In the past, I've just written messages out to the page and used flush() to flush the output buffer. Very simple, but it may not work correctly on every web server or with every web browser (as they may do their own internal buffering).
Personally, I like your second option the best. Should be reliable and fairly simple to implement.
I like option 2 - using AJAX to read a status file that PHP writes to periodically. This opens up a lot of different presentation options. If you write a JSON object to the file, you can easily parse it and display things like a progress bar, status messages, etc...
A 'dirty' but quick-and-easy approach is to just echo out the status as the script runs along. So long as you don't have output buffering on, the browser will render the HTML as it receives it from the server (I know WordPress uses this technique for it's auto-upgrade).
But yes, a 'better' approach would be AJAX, though I wouldn't say there's anything wrong with 'breaking it up' use redirects.
Why not incorporate 1 & 2, where AJAX sends a request to script.php?step=1, checks response, writes to the browser, then goes back for more at script.php?step=2 and so on?
if you can do away with IE then use server sent events. its the ideal solution.
I currently have a class Status, and I call it throughout my code as I preform various tasks, for example - when I upload an image, I call $statusHandler = new Status(121), when I resize it, I call $statusHandler = new Status(122).
Every statusID corresponds to a certain text stored in the database.
Class status retrieves the text, and stores in $_SESSION.
I have another file, getstatus.php, that returns the current status.
My idea was to call getstatus.php every 500 miliseconds with ajax (via jquery), and append the text to the webpage.
This way the user gets (almost) real-time data about what calculations are going on in the background.
The problem is that I only seem to be getting the last status.
I thought that it just was a result of things happening too quickly, so I ran sleep after calling new Status.
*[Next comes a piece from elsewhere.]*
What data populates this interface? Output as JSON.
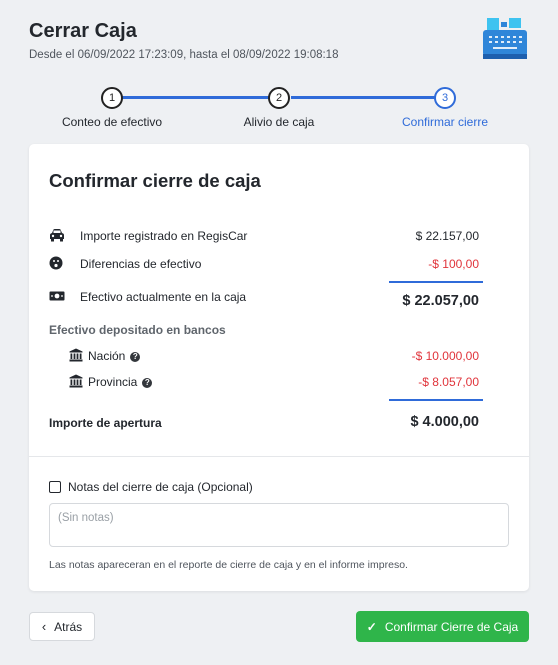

This delayed the entire output of the page, meaning PHP didn't output any text until it completed running through the code.
Does PHP echo data only after it finishes running through all the code, or does it do it real-time, line-by-line?
If so, can anyone offer any workarounds so that I can achieve what I want?
Thanks.
The default session implementation (flat file) sets a file lock on the session-file when session_start() is called. This lock is not released until the session mechanism shuts down, i.e. when the script has ended or session_write_close() is executed. Another request/thread that wants to access the same session has to wait until this lock has been released.